ART ROCK: Reef Younis investigates what rock stars do next. No.5: The inverted case of Neil Buchanan


Whether you grew up watching Tony Hart, Rolf Harris, or even the late Mark Speight, it seems written (somewhere) that everyone has a children’s TV artist they can fondly, or not so fondly, reference.

Aside from catching bits of Tony’s reserved patience – and Morph’s (probably) witty repartee – Rolf’s Animal Hospital (and court) appearances, and Mark’s sad tabloid demise, for many of us of a certain age, Neil Buchanan will always be the true afterschool Artila the Hun.

With his groovy, wacky creations, Buchanan made Art Attack an institution; after all, how many kids’ TV presenters could convince the Bank of England to lend them £250,000 to create a massive version of the Queen’s face from £10 notes, inspire a deranged few to believe he’s Banksy, or instigate the level of NSFW Art Attack episode edits that inevitably end with a gallery of cartoon cock and balls? Only one, decked out in a customised £700 red jumper, apparently. Yet it all could have been very different…
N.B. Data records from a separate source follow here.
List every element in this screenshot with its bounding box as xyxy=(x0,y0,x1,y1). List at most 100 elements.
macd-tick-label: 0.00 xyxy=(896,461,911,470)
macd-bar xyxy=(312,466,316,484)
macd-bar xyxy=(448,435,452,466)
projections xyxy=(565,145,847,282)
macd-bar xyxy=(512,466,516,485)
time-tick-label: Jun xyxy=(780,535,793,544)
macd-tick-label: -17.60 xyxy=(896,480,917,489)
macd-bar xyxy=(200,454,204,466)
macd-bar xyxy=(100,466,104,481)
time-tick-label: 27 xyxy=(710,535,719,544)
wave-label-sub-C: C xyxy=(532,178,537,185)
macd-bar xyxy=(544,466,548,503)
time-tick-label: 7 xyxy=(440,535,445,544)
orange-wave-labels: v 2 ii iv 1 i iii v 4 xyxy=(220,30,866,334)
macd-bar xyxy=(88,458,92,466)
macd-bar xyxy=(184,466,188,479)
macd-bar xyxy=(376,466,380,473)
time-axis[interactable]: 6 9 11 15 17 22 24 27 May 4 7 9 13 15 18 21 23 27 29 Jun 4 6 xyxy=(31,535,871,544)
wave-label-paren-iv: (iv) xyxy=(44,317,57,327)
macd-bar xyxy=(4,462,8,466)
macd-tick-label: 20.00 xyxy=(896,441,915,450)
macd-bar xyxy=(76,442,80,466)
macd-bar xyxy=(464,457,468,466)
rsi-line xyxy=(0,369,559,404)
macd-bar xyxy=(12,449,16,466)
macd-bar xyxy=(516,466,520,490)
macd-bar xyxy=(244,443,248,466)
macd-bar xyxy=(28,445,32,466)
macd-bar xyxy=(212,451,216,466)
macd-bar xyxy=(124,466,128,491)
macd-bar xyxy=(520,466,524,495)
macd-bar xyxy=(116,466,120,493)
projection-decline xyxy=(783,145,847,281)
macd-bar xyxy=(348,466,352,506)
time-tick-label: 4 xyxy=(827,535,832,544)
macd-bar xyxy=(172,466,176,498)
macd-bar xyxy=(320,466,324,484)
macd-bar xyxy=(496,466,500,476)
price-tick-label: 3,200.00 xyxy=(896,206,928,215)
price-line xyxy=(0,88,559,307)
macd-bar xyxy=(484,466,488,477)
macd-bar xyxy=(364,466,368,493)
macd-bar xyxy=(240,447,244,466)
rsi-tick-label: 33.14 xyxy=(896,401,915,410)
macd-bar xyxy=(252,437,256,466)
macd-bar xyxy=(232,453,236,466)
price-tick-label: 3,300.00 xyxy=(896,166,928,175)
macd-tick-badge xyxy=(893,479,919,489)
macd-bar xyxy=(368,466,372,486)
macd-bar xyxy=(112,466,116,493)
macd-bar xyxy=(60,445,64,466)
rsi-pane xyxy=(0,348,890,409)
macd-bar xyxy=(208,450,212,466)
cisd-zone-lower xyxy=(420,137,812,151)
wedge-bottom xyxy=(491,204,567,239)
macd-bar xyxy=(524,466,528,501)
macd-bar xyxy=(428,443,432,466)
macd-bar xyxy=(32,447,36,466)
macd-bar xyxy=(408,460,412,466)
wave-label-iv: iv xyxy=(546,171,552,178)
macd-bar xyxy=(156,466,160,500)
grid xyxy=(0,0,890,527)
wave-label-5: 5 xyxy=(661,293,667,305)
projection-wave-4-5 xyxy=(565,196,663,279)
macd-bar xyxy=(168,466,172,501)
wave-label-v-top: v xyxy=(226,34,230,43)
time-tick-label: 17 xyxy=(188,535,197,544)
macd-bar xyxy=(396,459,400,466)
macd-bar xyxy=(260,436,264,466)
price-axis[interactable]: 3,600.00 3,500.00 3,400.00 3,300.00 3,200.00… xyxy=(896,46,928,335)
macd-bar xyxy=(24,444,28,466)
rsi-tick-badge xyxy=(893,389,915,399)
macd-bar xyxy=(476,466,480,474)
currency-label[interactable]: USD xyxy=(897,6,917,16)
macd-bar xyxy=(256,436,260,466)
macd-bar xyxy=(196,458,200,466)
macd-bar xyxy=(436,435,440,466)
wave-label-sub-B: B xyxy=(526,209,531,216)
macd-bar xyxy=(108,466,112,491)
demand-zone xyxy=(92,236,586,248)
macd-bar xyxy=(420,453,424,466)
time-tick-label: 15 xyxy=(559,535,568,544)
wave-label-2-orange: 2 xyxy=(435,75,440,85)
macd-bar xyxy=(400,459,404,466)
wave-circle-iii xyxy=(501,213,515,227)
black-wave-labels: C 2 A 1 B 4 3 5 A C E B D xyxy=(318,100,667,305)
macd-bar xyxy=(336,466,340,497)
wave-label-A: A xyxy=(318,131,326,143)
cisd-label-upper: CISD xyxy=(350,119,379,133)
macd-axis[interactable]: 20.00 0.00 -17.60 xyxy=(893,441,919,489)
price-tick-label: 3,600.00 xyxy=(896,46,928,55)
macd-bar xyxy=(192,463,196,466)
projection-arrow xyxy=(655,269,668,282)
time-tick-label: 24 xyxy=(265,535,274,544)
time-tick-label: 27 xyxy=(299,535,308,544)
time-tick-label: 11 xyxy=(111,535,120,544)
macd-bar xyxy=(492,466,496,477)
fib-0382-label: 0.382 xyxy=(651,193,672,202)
It’s October 31, 1977 and 16 year old Neil Buchanan is on an early path to rock stardom. His band, Marseille, have just been crowned winners of the ‘UK Battle of the Bands’ by Queen’s Brian May and Roger Taylor at Wembley Arena, scooping the £5,000 prize in the process. Two albums quickly follow – ‘Red White and Slightly Blue’ in 1978, the self-titled ‘Marseille’ in 1979 – as do tours supporting the likes of Judas Priest, Nazareth, and Whitesnake. The world is at the young guitarist’s feet: Marseille are sharing press inches with Iron Maiden, a US tour beckons, the noise of 20,000 capacity arenas are ringing in his ears…Gaby Roslin reminds him that he’s stood in front of a screaming mob of pre-pubescent kids on a Saturday morning, and that he needs to read the bloody autocue.

See, in 1980, Marseille’s management company, Mountain Records dissolved and left the band with no deal, money or equipment. Neil left as a result but got a break into television after meeting a producer of kid’s TV programme Saturday Banana when Marseille played the show. A decade of various presenter jobs gradually built up to the crucial launch of Art Attack in 1990 and he’s never looked back since. Much. In 2010, Marseille announced they were reforming and ready to take advantage of a “whole new generation of rockers” inspired by Art Attack’s international audience. For a few years, it meant that you could have found Neil soloing away in his Weller haircut, vest, and black choker in the back room of a North West pub. It’s not his most edifying image – it’s a long way from bespoke £700 jumpers – but when you’ve sold the rights to a kids’ TV show for £14 million, let’s face it, he probably doesn’t give a fuck.